As an example, if a community likes to make edgy misogynistic jokes, you will attract people who enjoy being edgy and misogynistic, and drive away women and people who don’t like edgy humour. This shifts the community norms towards edginess, making it more likely for more and worse misogynistic jokes to be made, that drive off kinder people, etc.  This edgy death spiral can end up with an entire community full of full-on misogynists.
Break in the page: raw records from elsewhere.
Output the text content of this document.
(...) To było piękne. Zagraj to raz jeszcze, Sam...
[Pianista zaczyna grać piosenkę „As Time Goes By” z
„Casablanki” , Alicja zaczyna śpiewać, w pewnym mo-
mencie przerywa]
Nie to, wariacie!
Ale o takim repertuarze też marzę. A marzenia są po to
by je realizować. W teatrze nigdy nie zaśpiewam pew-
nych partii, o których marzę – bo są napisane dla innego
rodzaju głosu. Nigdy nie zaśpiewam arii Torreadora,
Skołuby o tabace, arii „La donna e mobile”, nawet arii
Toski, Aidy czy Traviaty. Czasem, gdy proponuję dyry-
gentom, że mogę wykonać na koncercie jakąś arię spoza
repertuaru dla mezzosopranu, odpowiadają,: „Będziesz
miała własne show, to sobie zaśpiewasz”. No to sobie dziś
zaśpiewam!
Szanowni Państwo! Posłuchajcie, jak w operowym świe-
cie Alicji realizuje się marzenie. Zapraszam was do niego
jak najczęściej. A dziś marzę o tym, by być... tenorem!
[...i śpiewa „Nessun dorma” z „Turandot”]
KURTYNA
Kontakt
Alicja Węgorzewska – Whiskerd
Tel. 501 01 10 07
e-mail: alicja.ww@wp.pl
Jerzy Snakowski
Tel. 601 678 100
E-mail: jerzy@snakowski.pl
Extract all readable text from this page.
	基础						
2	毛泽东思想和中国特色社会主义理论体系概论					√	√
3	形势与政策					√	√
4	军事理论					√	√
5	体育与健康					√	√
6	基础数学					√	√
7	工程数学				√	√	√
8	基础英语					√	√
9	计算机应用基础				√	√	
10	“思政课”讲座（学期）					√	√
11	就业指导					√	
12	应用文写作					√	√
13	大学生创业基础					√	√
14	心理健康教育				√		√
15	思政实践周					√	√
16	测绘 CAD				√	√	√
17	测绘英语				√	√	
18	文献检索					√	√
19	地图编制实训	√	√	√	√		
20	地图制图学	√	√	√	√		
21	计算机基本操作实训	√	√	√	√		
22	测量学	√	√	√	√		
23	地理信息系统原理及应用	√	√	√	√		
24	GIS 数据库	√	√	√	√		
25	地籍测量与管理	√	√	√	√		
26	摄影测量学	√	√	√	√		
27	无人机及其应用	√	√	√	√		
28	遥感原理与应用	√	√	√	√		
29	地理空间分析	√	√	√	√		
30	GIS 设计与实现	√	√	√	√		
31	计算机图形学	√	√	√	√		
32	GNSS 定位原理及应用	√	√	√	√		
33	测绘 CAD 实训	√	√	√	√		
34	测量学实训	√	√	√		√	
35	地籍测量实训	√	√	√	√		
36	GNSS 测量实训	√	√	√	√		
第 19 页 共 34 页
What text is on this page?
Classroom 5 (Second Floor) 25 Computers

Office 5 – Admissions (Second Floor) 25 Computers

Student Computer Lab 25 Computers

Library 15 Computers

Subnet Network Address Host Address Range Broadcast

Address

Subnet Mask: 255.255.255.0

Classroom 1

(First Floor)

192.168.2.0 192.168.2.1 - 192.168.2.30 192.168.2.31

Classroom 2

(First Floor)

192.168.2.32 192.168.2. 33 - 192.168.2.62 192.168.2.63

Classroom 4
In my many years on the internet, I have seen this kind of pattern play out over and over again in different communities.  

If we want EA to be kind, empathetic, and truthful (As I obviously do), then we need to act in ways that are kind, empathetic and truthful, and hold ourselves and our leaders to those standards. 

Regarding: "a norm against asserting that there are meaningful genetic differences between groups of people in traits like intelligence".

I agree that the original email violated this norm, but I don't believe that his apology violated this norm. Now, I know you just said that this norm had been violated without specifically saying that both documents violated these norms, but the way this was written made it sound like both documents violated the norm, although this might not be what you meant.

I won't be surprised if you reply that his apology violated a second, very closely related norm and I think that would a very reasonable thing to point out.

However, I want to emphasise that precision here matters and that making progress on these kinds of challenging issues requires us to set this kind of level of precision as the benchmark. If we don't do this, then it's very easy for a number of these little, tiny issues to stack on top of each other and for us to end up believing things that are very far away from reality.